Submitted to: Infection and Immunity
Publication Type: Peer Reviewed Journal
Publication Acceptance Date: 7/16/2006
Publication Date: 10/29/2006
Citation: Motiwala, A.S., Janagama, H.K., Paustian, M., Zhu, X., Bannantine, J.P., Kapur, V., Sreevatsan, S. 2006. Comparative Transcriptional Analysis of Human Macrophages Exposed to Animal and Human Isolates of Mycobacterium avium Subspecies paratuberculosis with Diverse Genotypes. Infection and Immunity.74(11):6046-6056. Interpretive Summary: The bacterium Mycobacterium avium subsp. paratuberculosis (M. paratuberculosis) causes Johne’s Disease, an economically important intestinal infection of ruminants such as cattle and sheep. A better understanding of how this bacterium is able to initially infect animals is needed in order do develop better vaccine and treatment options for livestock producers. This study examined the response of macrophage immune cells to M. paratuberculosis isolates obtained from a human, cow, and sheep as well as an isolate of the closely related bacterium Mycobacterium avium subsp. avium (M. avium). The results indicated that many pro-inflammatory genes were activated in response to M. avium and the sheep isolate of M. paratuberculosis, but not the other M. paratuberculosis isolates. This indicates that the genetic differences observed among isolates of this bacterium directly affect the host animal response to infection. Other scientists should find these results useful as they develop future studies designed to understand how M. paratuberculosis is able to infect cattle, sheep, and other animals.

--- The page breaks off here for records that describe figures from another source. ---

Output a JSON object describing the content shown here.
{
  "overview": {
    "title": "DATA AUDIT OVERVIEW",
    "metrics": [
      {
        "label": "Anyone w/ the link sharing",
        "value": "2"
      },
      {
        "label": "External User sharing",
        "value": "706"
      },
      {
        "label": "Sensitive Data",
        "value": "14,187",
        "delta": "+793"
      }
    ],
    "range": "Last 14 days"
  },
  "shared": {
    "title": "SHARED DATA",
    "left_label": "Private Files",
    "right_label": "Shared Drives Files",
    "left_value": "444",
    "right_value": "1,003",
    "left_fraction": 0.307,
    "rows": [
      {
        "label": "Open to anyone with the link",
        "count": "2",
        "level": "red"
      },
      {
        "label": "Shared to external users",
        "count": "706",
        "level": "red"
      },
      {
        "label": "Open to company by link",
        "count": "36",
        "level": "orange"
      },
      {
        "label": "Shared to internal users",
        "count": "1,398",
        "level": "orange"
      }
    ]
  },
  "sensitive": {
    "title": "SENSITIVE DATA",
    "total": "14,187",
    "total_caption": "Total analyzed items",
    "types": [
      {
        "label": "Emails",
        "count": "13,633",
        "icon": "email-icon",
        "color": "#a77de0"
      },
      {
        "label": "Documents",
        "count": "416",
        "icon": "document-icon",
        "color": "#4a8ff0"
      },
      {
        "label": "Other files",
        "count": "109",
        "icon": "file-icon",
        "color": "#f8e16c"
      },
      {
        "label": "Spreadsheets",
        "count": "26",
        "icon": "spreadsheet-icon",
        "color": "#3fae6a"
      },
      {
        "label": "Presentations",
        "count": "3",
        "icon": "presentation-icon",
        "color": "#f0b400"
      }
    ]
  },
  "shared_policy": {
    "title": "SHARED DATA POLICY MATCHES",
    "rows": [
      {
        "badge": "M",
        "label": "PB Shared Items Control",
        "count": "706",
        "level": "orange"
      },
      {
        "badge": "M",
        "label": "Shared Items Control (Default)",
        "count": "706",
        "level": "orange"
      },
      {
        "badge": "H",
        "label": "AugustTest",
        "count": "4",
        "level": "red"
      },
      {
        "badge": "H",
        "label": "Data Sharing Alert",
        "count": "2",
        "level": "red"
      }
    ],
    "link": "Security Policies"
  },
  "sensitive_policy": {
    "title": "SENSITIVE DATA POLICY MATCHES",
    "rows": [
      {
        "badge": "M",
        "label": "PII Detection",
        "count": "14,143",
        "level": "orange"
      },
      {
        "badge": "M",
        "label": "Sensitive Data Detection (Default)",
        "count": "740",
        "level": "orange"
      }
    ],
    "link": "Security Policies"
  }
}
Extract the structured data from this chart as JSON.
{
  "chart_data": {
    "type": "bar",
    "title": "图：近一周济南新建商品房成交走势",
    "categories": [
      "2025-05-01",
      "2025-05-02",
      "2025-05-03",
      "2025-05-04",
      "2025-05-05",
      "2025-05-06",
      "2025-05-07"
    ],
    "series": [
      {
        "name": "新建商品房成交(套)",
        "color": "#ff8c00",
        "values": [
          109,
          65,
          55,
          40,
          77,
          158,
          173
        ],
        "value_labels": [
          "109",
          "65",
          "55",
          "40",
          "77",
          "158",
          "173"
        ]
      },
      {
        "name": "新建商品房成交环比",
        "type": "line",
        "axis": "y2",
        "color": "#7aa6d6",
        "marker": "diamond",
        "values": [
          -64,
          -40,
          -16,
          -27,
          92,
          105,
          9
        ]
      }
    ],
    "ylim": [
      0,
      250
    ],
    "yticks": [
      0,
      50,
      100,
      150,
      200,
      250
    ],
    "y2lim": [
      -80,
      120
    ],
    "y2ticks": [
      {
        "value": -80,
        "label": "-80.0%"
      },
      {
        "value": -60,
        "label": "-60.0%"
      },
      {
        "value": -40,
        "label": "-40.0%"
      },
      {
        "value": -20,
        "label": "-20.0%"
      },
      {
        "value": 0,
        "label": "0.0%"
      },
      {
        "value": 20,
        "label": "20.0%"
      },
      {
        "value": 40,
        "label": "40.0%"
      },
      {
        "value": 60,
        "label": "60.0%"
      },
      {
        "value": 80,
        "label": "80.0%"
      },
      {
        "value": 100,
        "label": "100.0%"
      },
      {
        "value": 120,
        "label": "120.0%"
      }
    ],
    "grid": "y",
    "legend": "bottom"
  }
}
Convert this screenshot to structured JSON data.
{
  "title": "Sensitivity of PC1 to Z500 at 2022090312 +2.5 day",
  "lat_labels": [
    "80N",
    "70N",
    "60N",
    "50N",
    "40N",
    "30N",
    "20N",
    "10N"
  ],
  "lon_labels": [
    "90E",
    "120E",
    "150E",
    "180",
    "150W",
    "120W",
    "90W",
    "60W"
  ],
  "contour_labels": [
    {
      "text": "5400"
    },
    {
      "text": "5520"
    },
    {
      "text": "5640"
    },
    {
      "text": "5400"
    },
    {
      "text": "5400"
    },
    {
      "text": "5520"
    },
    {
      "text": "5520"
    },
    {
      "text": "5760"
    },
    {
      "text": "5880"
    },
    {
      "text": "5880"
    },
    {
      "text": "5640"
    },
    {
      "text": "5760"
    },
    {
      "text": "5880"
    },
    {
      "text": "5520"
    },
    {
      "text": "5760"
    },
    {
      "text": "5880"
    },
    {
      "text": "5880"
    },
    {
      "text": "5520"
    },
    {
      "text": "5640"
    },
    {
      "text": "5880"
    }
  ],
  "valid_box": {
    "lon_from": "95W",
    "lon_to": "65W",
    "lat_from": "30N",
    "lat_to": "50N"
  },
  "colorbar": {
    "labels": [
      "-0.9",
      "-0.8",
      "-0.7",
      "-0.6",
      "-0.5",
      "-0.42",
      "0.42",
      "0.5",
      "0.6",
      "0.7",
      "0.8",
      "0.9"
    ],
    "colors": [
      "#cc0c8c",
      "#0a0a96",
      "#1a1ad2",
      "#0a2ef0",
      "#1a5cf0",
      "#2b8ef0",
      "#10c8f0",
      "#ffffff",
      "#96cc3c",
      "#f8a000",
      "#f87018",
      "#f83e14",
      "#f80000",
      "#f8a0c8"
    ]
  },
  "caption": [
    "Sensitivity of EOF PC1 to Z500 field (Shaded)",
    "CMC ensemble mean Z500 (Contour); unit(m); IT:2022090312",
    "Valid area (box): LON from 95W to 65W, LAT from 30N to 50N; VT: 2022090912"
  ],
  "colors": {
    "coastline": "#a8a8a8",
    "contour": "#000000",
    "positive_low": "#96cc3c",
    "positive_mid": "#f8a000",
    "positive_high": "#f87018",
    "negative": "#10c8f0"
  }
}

Technical Abstract: Interactions between Mycobacterium avium subsp. paratuberculosis and host macrophages represent critical early events in the pathogenesis of Johne’s disease. We present here a genome-wide characterization of the transcriptional changes within macrophages in responses to different genotypes of M. paratuberculosis isolated from various hosts. We identified several differentially expressed host genes during intracellular stages of infection, including those that are involved in common canonical pathways such as NF-kB, IL-6, MAPK/ERK, JNK signaling and several pro-inflammatory cytokines and chemokine receptors, T helper type 1 (Th1) responses such as CCL5 ligand. The bovine and human isolates of M. paratuberculosis with identical genotypes induced similar global gene expression patterns and differentially regulated genes necessary for cell survival without major alterations in pro-inflammatory genes. In striking contrast, the sheep isolates with diverse genotypes closely resembled an M. avium avium isolate in its global gene expression pattern and significantly up regulated pro-inflammatory genes related to IL-6, T cell receptor, B cell receptor and death receptor signaling within THP-1 cells. Additionally, quantitative RT-PCR analysis of 7 differentially expressed genes in response to diverse genotypes of bovine (n = 2), human (n = 1), sheep (n = 2), and bison (n = 1) showed consistency within infecting genotypes regardless of the source. Bison isolate induced different expression levels compared with bovine or human isolates but followed the common anti inflammatory, anti apoptotic trend. Our data suggests that the macrophage response to M. paratuberculosis isolates from cattle and human sources regardless of genotypes follow a common theme of anti-inflammatory responses an attribute likely associated with successful infection and persistence. However, these expression patterns induced by human and bovine isolates differ significantly from THP-1 cells infected with the sheep M. paratuberculosis strain or the M avium isolate. These data provide a transcriptional basis for a variety of pathophysiological changes observed during early stages of infection by different strains of M. paratuberculosis, a first step in understanding trait-allele association in this economically important disease.